How do you pick a Mohs Surgeon?
“Most importantly, look for a Mohs surgeon that is Fellowship-trained and a member of the American College of Mohs Surgery. Fellowship-trained means this surgeon has had 1-2 years of additional training that focuses solely on Mohs surgery and reconstructive surgery–literally thousands of hours becoming an expert on the removal of skin cancer and reconstructive cosmetic surgery”, replies Dr. Henry.
The Mohs Fellowship Difference – The Gold Standard for Skin Cancer Removal
This is an important distinction that often goes unnoticed. There have been several published articles in the dermatology medical literature highlighting the importance of this training experience.
Unfortunately, other dermatologists try to perform Mohs surgery with either no formal postgraduate training or by doing a weekend course to try to learn the technique. These physicians are not Fellows of the American College of Mohs Surgery, and they can never be – as becoming a Fellow of the ACMS requires a 1-2 year training program that focuses on Mohs surgery and reconstructive surgery. This extensive training includes participation in at least 650 Mohs surgery cases under the supervision of an experienced ACMS-approved Mohs surgeon.
Mohs surgery fellowship training programs must pass a rigorous application and review process before being allowed to train a fellow. Once the training program is approved, it must continue to adhere to the standards set by the Mohs College.

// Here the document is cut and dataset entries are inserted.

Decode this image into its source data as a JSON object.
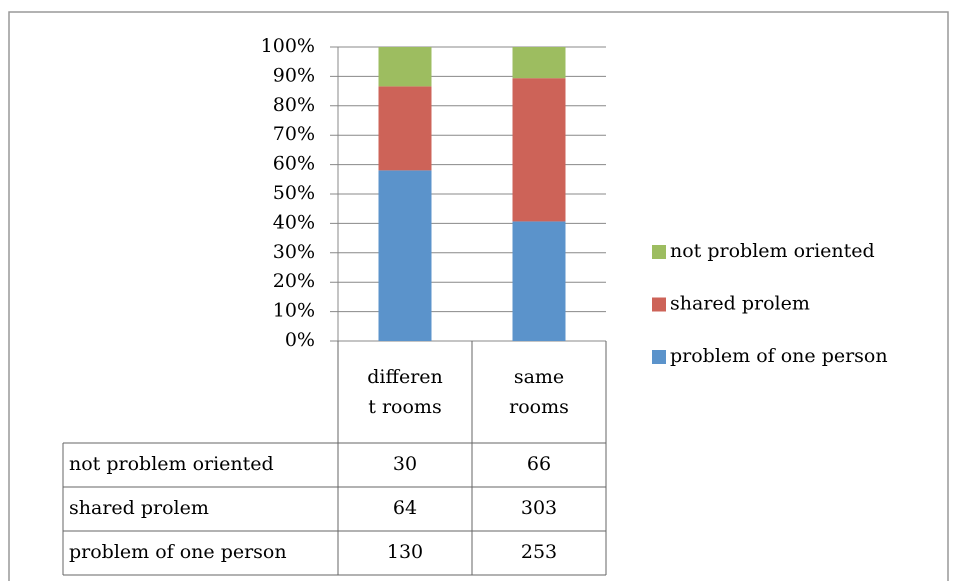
{
  "chart_data": {
    "type": "bar",
    "stacking": "percent",
    "categories": [
      "different rooms",
      "same rooms"
    ],
    "series": [
      {
        "name": "problem of one person",
        "color": "#5b93cb",
        "values": [
          130,
          253
        ]
      },
      {
        "name": "shared prolem",
        "color": "#cd6358",
        "values": [
          64,
          303
        ]
      },
      {
        "name": "not problem oriented",
        "color": "#9dbd60",
        "values": [
          30,
          66
        ]
      }
    ],
    "ylim": [
      0,
      100
    ],
    "yticks": [
      {
        "value": 0,
        "label": "0%"
      },
      {
        "value": 10,
        "label": "10%"
      },
      {
        "value": 20,
        "label": "20%"
      },
      {
        "value": 30,
        "label": "30%"
      },
      {
        "value": 40,
        "label": "40%"
      },
      {
        "value": 50,
        "label": "50%"
      },
      {
        "value": 60,
        "label": "60%"
      },
      {
        "value": 70,
        "label": "70%"
      },
      {
        "value": 80,
        "label": "80%"
      },
      {
        "value": 90,
        "label": "90%"
      },
      {
        "value": 100,
        "label": "100%"
      }
    ],
    "grid": true,
    "legend": "right",
    "data_table": true
  }
}
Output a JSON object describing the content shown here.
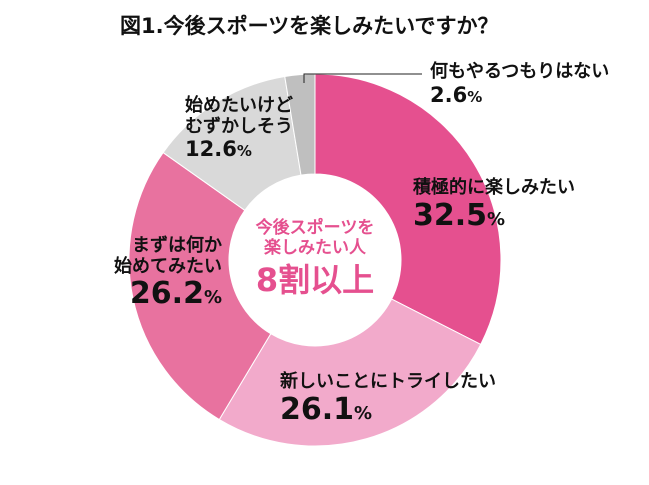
{
  "title": "図1.今後スポーツを楽しみたいですか？",
  "center_text": {
    "line1": "今後スポーツを",
    "line2": "楽しみたい人",
    "line3": "8割以上"
  },
  "labels": [
    {
      "name": "積極的に楽しみたい",
      "value": "32.5",
      "unit": "%"
    },
    {
      "name": "新しいことにトライしたい",
      "value": "26.1",
      "unit": "%"
    },
    {
      "name_line1": "まずは何か",
      "name_line2": "始めてみたい",
      "value": "26.2",
      "unit": "%"
    },
    {
      "name_line1": "始めたいけど",
      "name_line2": "むずかしそう",
      "value": "12.6",
      "unit": "%"
    },
    {
      "name": "何もやるつもりはない",
      "value": "2.6",
      "unit": "%"
    }
  ],
  "colors": {
    "active": "#E5508F",
    "try_new": "#F2AACB",
    "start_something": "#E8729F",
    "difficult": "#D9D9D9",
    "none": "#BFBFBF",
    "center_text": "#E5508F"
  },
  "chart_data": {
    "type": "pie",
    "variant": "donut",
    "title": "図1.今後スポーツを楽しみたいですか？",
    "categories": [
      "積極的に楽しみたい",
      "新しいことにトライしたい",
      "まずは何か始めてみたい",
      "始めたいけどむずかしそう",
      "何もやるつもりはない"
    ],
    "values": [
      32.5,
      26.1,
      26.2,
      12.6,
      2.6
    ],
    "unit": "%",
    "colors": [
      "#E5508F",
      "#F2AACB",
      "#E8729F",
      "#D9D9D9",
      "#BFBFBF"
    ],
    "start_angle": "12 o'clock, clockwise",
    "center_annotation": "今後スポーツを楽しみたい人 8割以上",
    "legend": "none (direct labels)"
  }
}
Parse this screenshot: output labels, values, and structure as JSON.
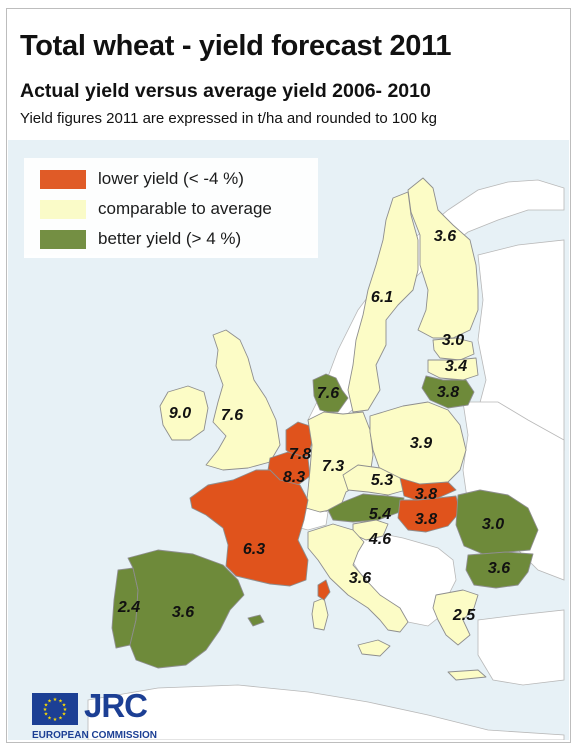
{
  "title": "Total wheat - yield forecast 2011",
  "subtitle": "Actual yield versus average yield 2006- 2010",
  "note": "Yield figures 2011 are expressed in t/ha and rounded to 100 kg",
  "colors": {
    "lower": "#e0531c",
    "comparable": "#fcfcc6",
    "better": "#6e8a3a",
    "sea": "#e7f1f6",
    "non_eu": "#ffffff"
  },
  "legend": [
    {
      "category": "lower",
      "label": "lower yield (< -4 %)"
    },
    {
      "category": "comparable",
      "label": "comparable to average"
    },
    {
      "category": "better",
      "label": "better yield (> 4 %)"
    }
  ],
  "regions": [
    {
      "id": "finland",
      "value": "3.6",
      "category": "comparable"
    },
    {
      "id": "sweden",
      "value": "6.1",
      "category": "comparable"
    },
    {
      "id": "estonia",
      "value": "3.0",
      "category": "comparable"
    },
    {
      "id": "latvia",
      "value": "3.4",
      "category": "comparable"
    },
    {
      "id": "lithuania",
      "value": "3.8",
      "category": "better"
    },
    {
      "id": "denmark",
      "value": "7.6",
      "category": "better"
    },
    {
      "id": "ireland",
      "value": "9.0",
      "category": "comparable"
    },
    {
      "id": "uk",
      "value": "7.6",
      "category": "comparable"
    },
    {
      "id": "netherlands",
      "value": "7.8",
      "category": "lower"
    },
    {
      "id": "belgium",
      "value": "8.3",
      "category": "lower"
    },
    {
      "id": "germany",
      "value": "7.3",
      "category": "comparable"
    },
    {
      "id": "poland",
      "value": "3.9",
      "category": "comparable"
    },
    {
      "id": "czech",
      "value": "5.3",
      "category": "comparable"
    },
    {
      "id": "slovakia",
      "value": "3.8",
      "category": "lower"
    },
    {
      "id": "hungary",
      "value": "3.8",
      "category": "lower"
    },
    {
      "id": "austria",
      "value": "5.4",
      "category": "better"
    },
    {
      "id": "slovenia",
      "value": "4.6",
      "category": "comparable"
    },
    {
      "id": "france",
      "value": "6.3",
      "category": "lower"
    },
    {
      "id": "romania",
      "value": "3.0",
      "category": "better"
    },
    {
      "id": "bulgaria",
      "value": "3.6",
      "category": "better"
    },
    {
      "id": "italy",
      "value": "3.6",
      "category": "comparable"
    },
    {
      "id": "spain",
      "value": "3.6",
      "category": "better"
    },
    {
      "id": "portugal",
      "value": "2.4",
      "category": "better"
    },
    {
      "id": "greece",
      "value": "2.5",
      "category": "comparable"
    }
  ],
  "logo": {
    "acronym": "JRC",
    "org": "EUROPEAN COMMISSION"
  }
}
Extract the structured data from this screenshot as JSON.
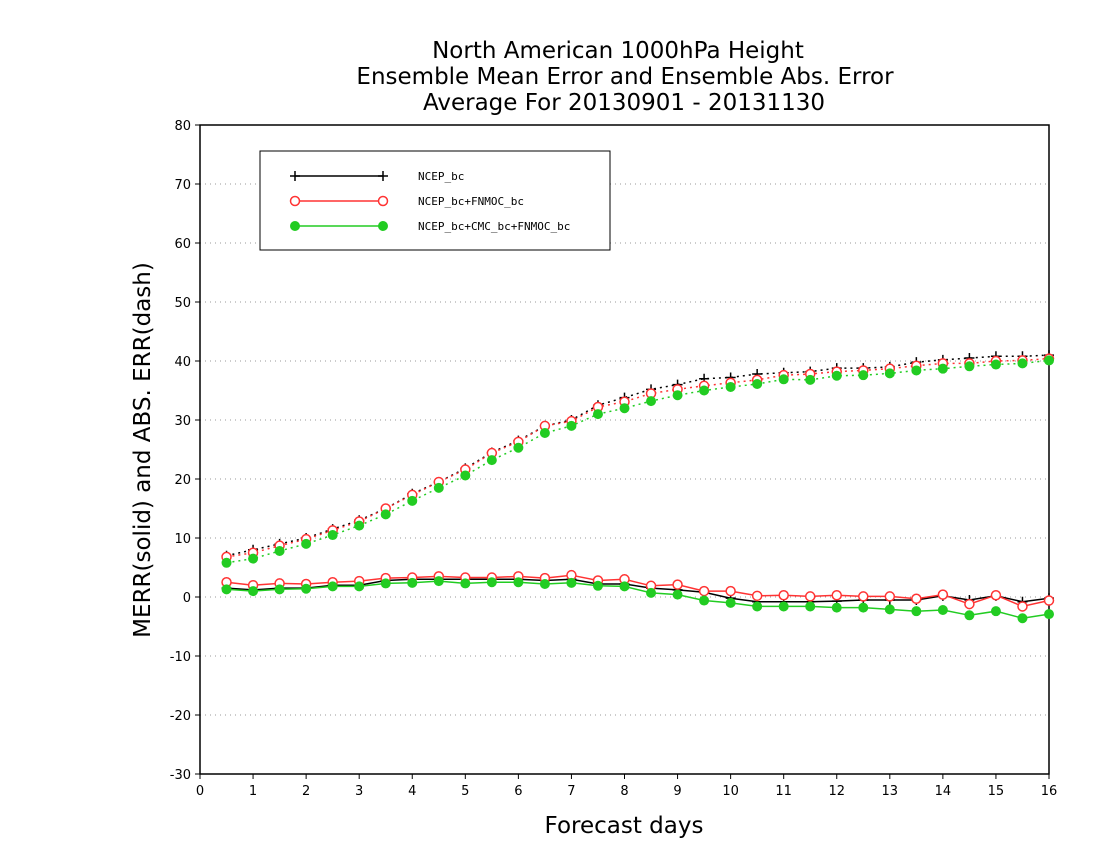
{
  "chart_data": {
    "type": "line",
    "title_lines": [
      "North American 1000hPa Height",
      "Ensemble Mean Error and Ensemble Abs. Error",
      "Average For 20130901 - 20131130"
    ],
    "xlabel": "Forecast days",
    "ylabel": "MERR(solid) and ABS. ERR(dash)",
    "xlim": [
      0,
      16
    ],
    "ylim": [
      -30,
      80
    ],
    "xticks": [
      0,
      1,
      2,
      3,
      4,
      5,
      6,
      7,
      8,
      9,
      10,
      11,
      12,
      13,
      14,
      15,
      16
    ],
    "yticks": [
      -30,
      -20,
      -10,
      0,
      10,
      20,
      30,
      40,
      50,
      60,
      70,
      80
    ],
    "grid": "dotted horizontal",
    "legend_position": "top-left",
    "x": [
      0.5,
      1,
      1.5,
      2,
      2.5,
      3,
      3.5,
      4,
      4.5,
      5,
      5.5,
      6,
      6.5,
      7,
      7.5,
      8,
      8.5,
      9,
      9.5,
      10,
      10.5,
      11,
      11.5,
      12,
      12.5,
      13,
      13.5,
      14,
      14.5,
      15,
      15.5,
      16
    ],
    "series": [
      {
        "name": "NCEP_bc",
        "color": "#000000",
        "marker": "plus",
        "merr": [
          1.5,
          1.2,
          1.5,
          1.5,
          2,
          2,
          2.8,
          3,
          3,
          3,
          3,
          3,
          2.8,
          3,
          2.2,
          2.2,
          1.5,
          1.2,
          0.8,
          -0.2,
          -0.8,
          -0.8,
          -0.8,
          -0.7,
          -0.5,
          -0.5,
          -0.5,
          0.2,
          -0.5,
          0.2,
          -0.8,
          -0.2
        ],
        "abs_err": [
          7,
          8,
          9,
          10,
          11.5,
          13,
          15,
          17.5,
          19.5,
          21.8,
          24.5,
          26.5,
          29,
          30,
          32.5,
          33.8,
          35.2,
          36,
          37,
          37.2,
          37.8,
          38,
          38.2,
          38.8,
          38.8,
          39,
          39.8,
          40.2,
          40.5,
          40.8,
          40.8,
          41
        ]
      },
      {
        "name": "NCEP_bc+FNMOC_bc",
        "color": "#ff3333",
        "marker": "open-circle",
        "merr": [
          2.5,
          2,
          2.3,
          2.2,
          2.5,
          2.7,
          3.2,
          3.3,
          3.5,
          3.3,
          3.3,
          3.5,
          3.2,
          3.7,
          2.8,
          3,
          1.9,
          2.1,
          1,
          1,
          0.2,
          0.3,
          0.1,
          0.3,
          0.1,
          0.1,
          -0.3,
          0.4,
          -1.2,
          0.3,
          -1.6,
          -0.6
        ],
        "abs_err": [
          6.8,
          7.5,
          8.7,
          9.8,
          11.3,
          12.8,
          15,
          17.3,
          19.5,
          21.6,
          24.4,
          26.3,
          29,
          29.8,
          32.2,
          33.1,
          34.5,
          35.2,
          35.8,
          36.3,
          36.8,
          37.6,
          37.8,
          38.2,
          38.4,
          38.7,
          39.2,
          39.6,
          39.6,
          40,
          40.1,
          40.4
        ]
      },
      {
        "name": "NCEP_bc+CMC_bc+FNMOC_bc",
        "color": "#22cc22",
        "marker": "filled-circle",
        "merr": [
          1.3,
          1,
          1.3,
          1.4,
          1.8,
          1.8,
          2.3,
          2.4,
          2.7,
          2.3,
          2.5,
          2.5,
          2.2,
          2.4,
          1.9,
          1.8,
          0.7,
          0.4,
          -0.6,
          -1,
          -1.6,
          -1.6,
          -1.6,
          -1.8,
          -1.8,
          -2.1,
          -2.4,
          -2.2,
          -3.1,
          -2.4,
          -3.6,
          -2.9
        ],
        "abs_err": [
          5.8,
          6.5,
          7.8,
          9,
          10.5,
          12.1,
          14,
          16.3,
          18.5,
          20.6,
          23.2,
          25.3,
          27.8,
          29,
          31,
          32,
          33.2,
          34.2,
          35,
          35.6,
          36.1,
          36.9,
          36.8,
          37.5,
          37.6,
          37.9,
          38.4,
          38.7,
          39.1,
          39.4,
          39.6,
          40.1
        ]
      }
    ]
  }
}
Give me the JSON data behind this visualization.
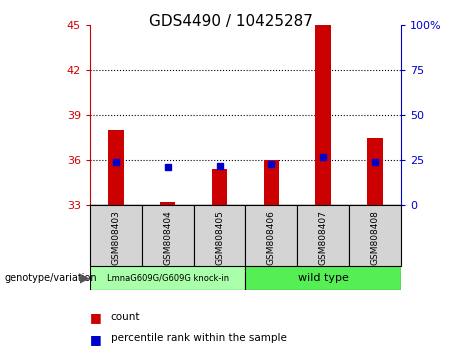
{
  "title": "GDS4490 / 10425287",
  "samples": [
    "GSM808403",
    "GSM808404",
    "GSM808405",
    "GSM808406",
    "GSM808407",
    "GSM808408"
  ],
  "count_values": [
    38.0,
    33.25,
    35.4,
    36.0,
    45.0,
    37.5
  ],
  "percentile_values": [
    24,
    21,
    22,
    23,
    27,
    24
  ],
  "ylim_left": [
    33,
    45
  ],
  "ylim_right": [
    0,
    100
  ],
  "yticks_left": [
    33,
    36,
    39,
    42,
    45
  ],
  "yticks_right": [
    0,
    25,
    50,
    75,
    100
  ],
  "ytick_labels_right": [
    "0",
    "25",
    "50",
    "75",
    "100%"
  ],
  "hlines": [
    36,
    39,
    42
  ],
  "bar_color": "#cc0000",
  "dot_color": "#0000cc",
  "bar_baseline": 33,
  "group1_label": "LmnaG609G/G609G knock-in",
  "group2_label": "wild type",
  "group1_color": "#aaffaa",
  "group2_color": "#55ee55",
  "group1_samples": [
    0,
    1,
    2
  ],
  "group2_samples": [
    3,
    4,
    5
  ],
  "left_axis_color": "#cc0000",
  "right_axis_color": "#0000cc",
  "legend_count_label": "count",
  "legend_pct_label": "percentile rank within the sample",
  "bg_color": "#ffffff",
  "plot_bg_color": "#ffffff",
  "sample_box_color": "#d4d4d4",
  "bar_width": 0.3
}
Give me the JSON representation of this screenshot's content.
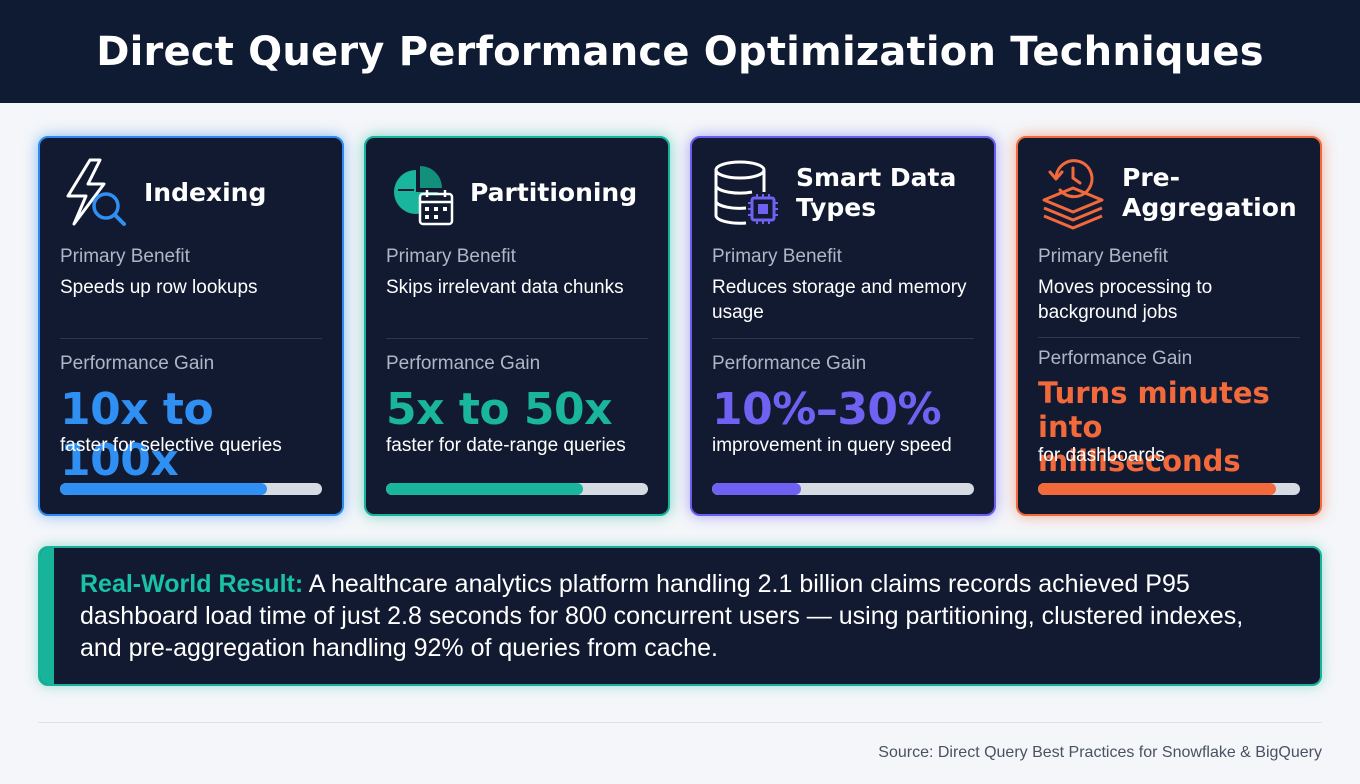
{
  "header": {
    "title": "Direct Query Performance Optimization Techniques"
  },
  "cards": [
    {
      "icon": "lightning-search-icon",
      "title": "Indexing",
      "benefit_label": "Primary Benefit",
      "benefit": "Speeds up row lookups",
      "gain_label": "Performance Gain",
      "gain": "10x to 100x",
      "gain_sub": "faster for selective queries",
      "progress": 0.79,
      "accent": "#2f8ff2"
    },
    {
      "icon": "pie-calendar-icon",
      "title": "Partitioning",
      "benefit_label": "Primary Benefit",
      "benefit": "Skips irrelevant data chunks",
      "gain_label": "Performance Gain",
      "gain": "5x to 50x",
      "gain_sub": "faster for date-range queries",
      "progress": 0.75,
      "accent": "#19b59c"
    },
    {
      "icon": "database-chip-icon",
      "title": "Smart Data Types",
      "benefit_label": "Primary Benefit",
      "benefit": "Reduces storage and memory usage",
      "gain_label": "Performance Gain",
      "gain": "10%–30%",
      "gain_sub": "improvement in query speed",
      "progress": 0.34,
      "accent": "#6f62f2"
    },
    {
      "icon": "clock-layers-icon",
      "title": "Pre-Aggregation",
      "benefit_label": "Primary Benefit",
      "benefit": "Moves processing to background jobs",
      "gain_label": "Performance Gain",
      "gain": "Turns minutes into milliseconds",
      "gain_sub": "for dashboards",
      "progress": 0.91,
      "accent": "#f26a3c"
    }
  ],
  "result": {
    "label": "Real-World Result:",
    "text": " A healthcare analytics platform handling 2.1 billion claims records achieved P95 dashboard load time of just 2.8 seconds for 800 concurrent users — using partitioning, clustered indexes, and pre-aggregation handling 92% of queries from cache."
  },
  "footer": {
    "source": "Source: Direct Query Best Practices for Snowflake & BigQuery"
  }
}
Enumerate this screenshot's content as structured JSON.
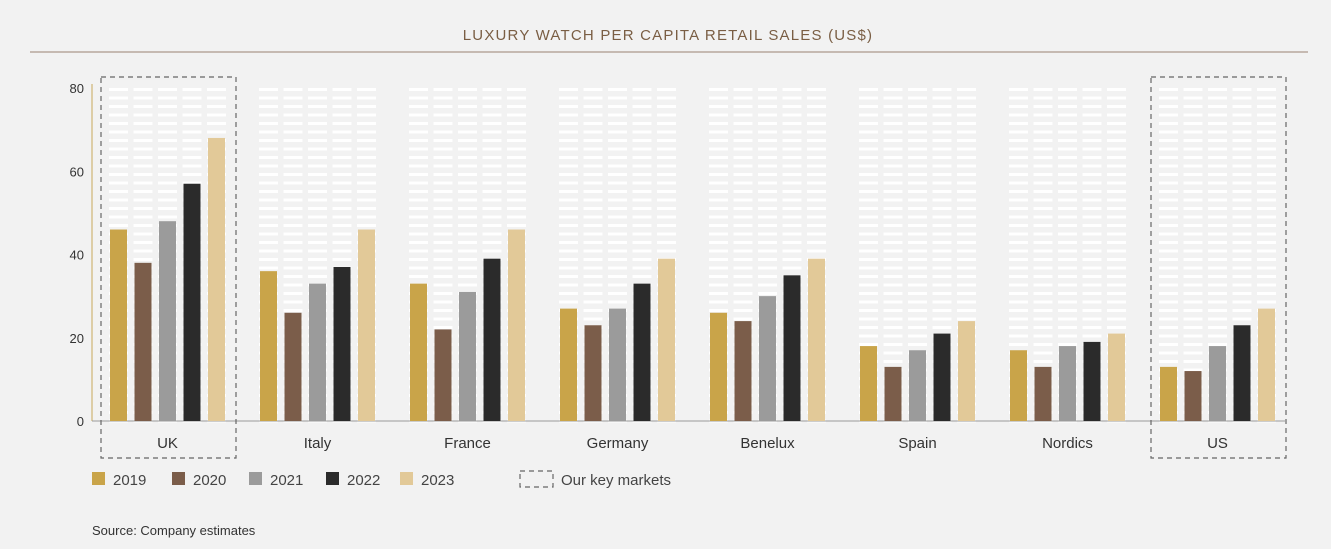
{
  "chart_data": {
    "type": "bar",
    "title": "LUXURY WATCH PER CAPITA RETAIL SALES (US$)",
    "categories": [
      "UK",
      "Italy",
      "France",
      "Germany",
      "Benelux",
      "Spain",
      "Nordics",
      "US"
    ],
    "series": [
      {
        "name": "2019",
        "color": "#c9a449",
        "values": [
          46,
          36,
          33,
          27,
          26,
          18,
          17,
          13
        ]
      },
      {
        "name": "2020",
        "color": "#7b5d4a",
        "values": [
          38,
          26,
          22,
          23,
          24,
          13,
          13,
          12
        ]
      },
      {
        "name": "2021",
        "color": "#9b9b9b",
        "values": [
          48,
          33,
          31,
          27,
          30,
          17,
          18,
          18
        ]
      },
      {
        "name": "2022",
        "color": "#2b2b2b",
        "values": [
          57,
          37,
          39,
          33,
          35,
          21,
          19,
          23
        ]
      },
      {
        "name": "2023",
        "color": "#e2c998",
        "values": [
          68,
          46,
          46,
          39,
          39,
          24,
          21,
          27
        ]
      }
    ],
    "ylim": [
      0,
      80
    ],
    "yticks": [
      0,
      20,
      40,
      60,
      80
    ],
    "key_markets": [
      "UK",
      "US"
    ],
    "key_markets_label": "Our key markets",
    "legend_position": "bottom-left",
    "source": "Source: Company estimates"
  }
}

All ACMS-approved training programs are periodically re-evaluated on a 1 to 5-year basis to ensure that their academic and clinical requirements are being followed and fulfilled.
There are only around 1500 Fellowship-trained Mohs surgeons worldwide. We are fortunate in Northwest Arkansas that we have two Mohs Fellowship-trained surgeons. Dr. Lance Henry, at Advanced Dermatology & Skin Cancer Center, PLLC has treated over 16,000 skin cancers with Mohs surgery and is the most experienced skin cancer and reconstructive surgeon in NWA. Their clinic in Fayetteville, AR is the only facility of its type in the state—with a Dermatology office, full-service medical spa (Revive Medical Spa, LLC), a Mohs surgery laboratory, a pathology laboratory, and licensed and accredited Ambulatory Surgery Center for advanced reconstructive surgery.